The capital murder case is still in the guilt and innocence portion but if the juror comes back with a guilty verdict it will go to a penalty phase.

The first witness to take the stand for the defense was Merritt's oldest daughter. Sara Taylor Jarvis testified to being in the room when her parents had an argument regarding his habit of not answering phone calls.

"I remember being in the vicinity of him when the conversation between my mom and dad occurred after his phone rang and it was Joseph and he didn't take the call," said Jarvis.

Jarvis recalls the date as Feb. 4, 2010. It was the last call Joseph McStay, Merritt's business partner, allegedly made to her father.

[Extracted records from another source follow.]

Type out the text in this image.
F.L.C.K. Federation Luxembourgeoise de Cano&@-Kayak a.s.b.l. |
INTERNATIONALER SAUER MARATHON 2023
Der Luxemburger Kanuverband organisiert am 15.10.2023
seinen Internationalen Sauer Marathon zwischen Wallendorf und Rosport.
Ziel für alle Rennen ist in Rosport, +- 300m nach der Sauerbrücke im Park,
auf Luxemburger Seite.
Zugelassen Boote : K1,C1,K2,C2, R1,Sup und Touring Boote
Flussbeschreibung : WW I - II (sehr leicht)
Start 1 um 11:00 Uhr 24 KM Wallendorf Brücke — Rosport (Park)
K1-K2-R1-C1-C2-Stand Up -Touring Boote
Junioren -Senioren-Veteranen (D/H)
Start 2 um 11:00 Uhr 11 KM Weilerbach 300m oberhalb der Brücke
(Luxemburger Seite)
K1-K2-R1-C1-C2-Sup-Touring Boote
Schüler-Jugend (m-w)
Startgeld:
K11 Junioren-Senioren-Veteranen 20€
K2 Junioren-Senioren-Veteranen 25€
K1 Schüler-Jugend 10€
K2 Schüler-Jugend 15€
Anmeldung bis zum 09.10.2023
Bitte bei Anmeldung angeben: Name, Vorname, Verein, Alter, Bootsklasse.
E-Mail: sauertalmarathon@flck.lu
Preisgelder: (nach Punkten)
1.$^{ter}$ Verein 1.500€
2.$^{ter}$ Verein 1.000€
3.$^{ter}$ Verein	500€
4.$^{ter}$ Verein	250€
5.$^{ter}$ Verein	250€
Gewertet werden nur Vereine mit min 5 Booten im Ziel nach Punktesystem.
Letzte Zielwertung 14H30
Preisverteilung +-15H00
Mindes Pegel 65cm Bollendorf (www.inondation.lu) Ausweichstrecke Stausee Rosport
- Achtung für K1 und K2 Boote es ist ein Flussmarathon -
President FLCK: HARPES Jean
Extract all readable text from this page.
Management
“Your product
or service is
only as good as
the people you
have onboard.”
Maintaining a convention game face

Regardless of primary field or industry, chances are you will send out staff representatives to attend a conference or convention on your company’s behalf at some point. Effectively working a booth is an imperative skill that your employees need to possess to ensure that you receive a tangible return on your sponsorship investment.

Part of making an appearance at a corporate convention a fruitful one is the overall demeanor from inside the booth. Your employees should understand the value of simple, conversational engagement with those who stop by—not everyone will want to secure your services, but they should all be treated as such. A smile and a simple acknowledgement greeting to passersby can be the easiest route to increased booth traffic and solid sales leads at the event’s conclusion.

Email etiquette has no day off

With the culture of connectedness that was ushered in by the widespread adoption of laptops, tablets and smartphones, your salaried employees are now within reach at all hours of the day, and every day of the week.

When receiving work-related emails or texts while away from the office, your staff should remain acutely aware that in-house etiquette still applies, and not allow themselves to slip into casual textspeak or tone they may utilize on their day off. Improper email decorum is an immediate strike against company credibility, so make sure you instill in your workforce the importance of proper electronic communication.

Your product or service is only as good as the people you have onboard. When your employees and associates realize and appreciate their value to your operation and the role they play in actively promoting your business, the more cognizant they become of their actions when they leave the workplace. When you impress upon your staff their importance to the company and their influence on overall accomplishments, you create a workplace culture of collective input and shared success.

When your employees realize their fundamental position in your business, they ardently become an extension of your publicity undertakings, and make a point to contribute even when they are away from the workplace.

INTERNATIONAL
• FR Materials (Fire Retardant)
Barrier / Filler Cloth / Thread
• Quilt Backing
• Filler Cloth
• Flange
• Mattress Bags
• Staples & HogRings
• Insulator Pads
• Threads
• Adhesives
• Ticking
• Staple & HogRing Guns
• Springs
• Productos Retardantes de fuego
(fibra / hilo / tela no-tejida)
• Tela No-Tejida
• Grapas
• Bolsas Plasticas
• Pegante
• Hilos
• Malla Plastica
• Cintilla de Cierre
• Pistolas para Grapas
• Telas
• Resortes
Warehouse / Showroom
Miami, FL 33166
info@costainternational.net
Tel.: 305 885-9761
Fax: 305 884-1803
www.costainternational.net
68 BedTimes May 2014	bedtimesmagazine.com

Jarvis said the call occurred in the evening, punching a hole in the prosecution's timeline of events. That's the day the prosecution believe the McStay family was bludgeoned to death in their Fallbrook home.

The remains of McStay, his wife Summer and their two young boys were discovered three year later in two shallow graves in the high desert.

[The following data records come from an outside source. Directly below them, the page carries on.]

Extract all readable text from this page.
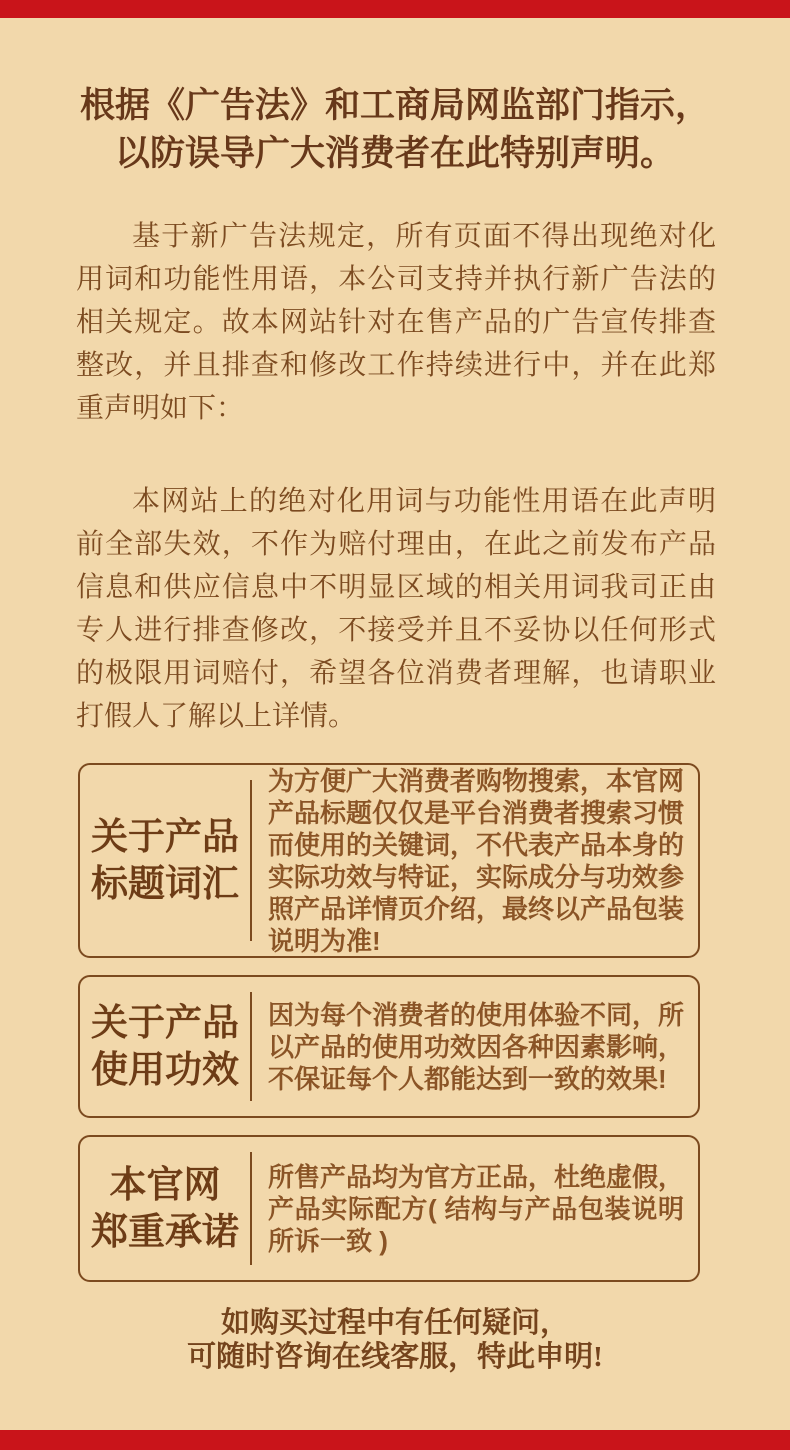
根据《广告法》和工商局网监部门指示，
以防误导广大消费者在此特别声明。

基于新广告法规定，所有页面不得出现绝对化用词和功能性用语，本公司支持并执行新广告法的相关规定。故本网站针对在售产品的广告宣传排查整改，并且排查和修改工作持续进行中，并在此郑重声明如下：

本网站上的绝对化用词与功能性用语在此声明前全部失效，不作为赔付理由，在此之前发布产品信息和供应信息中不明显区域的相关用词我司正由专人进行排查修改，不接受并且不妥协以任何形式的极限用词赔付，希望各位消费者理解，也请职业打假人了解以上详情。

关于产品
标题词汇
为方便广大消费者购物搜索，本官网产品标题仅仅是平台消费者搜索习惯而使用的关键词，不代表产品本身的实际功效与特证，实际成分与功效参照产品详情页介绍，最终以产品包装说明为准!
关于产品
使用功效
因为每个消费者的使用体验不同，所以产品的使用功效因各种因素影响，不保证每个人都能达到一致的效果!
本官网
郑重承诺
所售产品均为官方正品，杜绝虚假，产品实际配方( 结构与产品包装说明所诉一致 )
如购买过程中有任何疑问，
可随时咨询在线客服，特此申明!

The prosecution says that call was never placed to Merritt's cellphone on the date or time Jarvis indicated.

During cross-examination, San Bernardino County Deputy District Attorney Melissa Rodriguez asked Jarvis if she was being coached and working for the defense.

"You have actually assisted your dad's defense with the case? Right?" said Rodriguez.

"I mean I've tried to be involved. I think they are patient with me, tolerate me maybe because I'm going to law school this fall. I'm trying to keep up with what is happening," responded Jarvis.

During re-direct defense attorney Raja Maline drew an emotional response to his questions about Jarvis' role in the murder trial.

"In the entire four-and-a-half year period that you have been visiting your dad, has he ever once told you to lie for him?" asked Maline.

Jarvis responded tearfully: No.

The defense also countered the prosecution's claim that the murders were the result of Merritt's financial troubles and gambling debts.

Jarvis testified her father was a good poker player who would enter poker tournaments or visit the casino to play to sometimes earn a little money on the side. But the prosecution used Jarvis' own interview with detectives in 2014 to contradict her testimony on the stand.

"Is that the wording that you used with Detective Steers that your dad was irresponsible with money?" asked Rodriguez.

"Yes, irresponsible with money, yes," responded Jarvis.

The mother of Merritt's three children also took the stand. Katherine Jarvis told the courtroom she handled most of the household finances and the finances of one of Merritt's earlier businesses. She described Merritt as a creative free spirit uninterested in bookkeeping.

"He was very artistic, very creative, he could build anything, and he was a hard worker and that's what he spent most of his time doing," said Katherine Jarvis.

The defense's case will resume on Wednesday. The case is expected to wrap up in late April.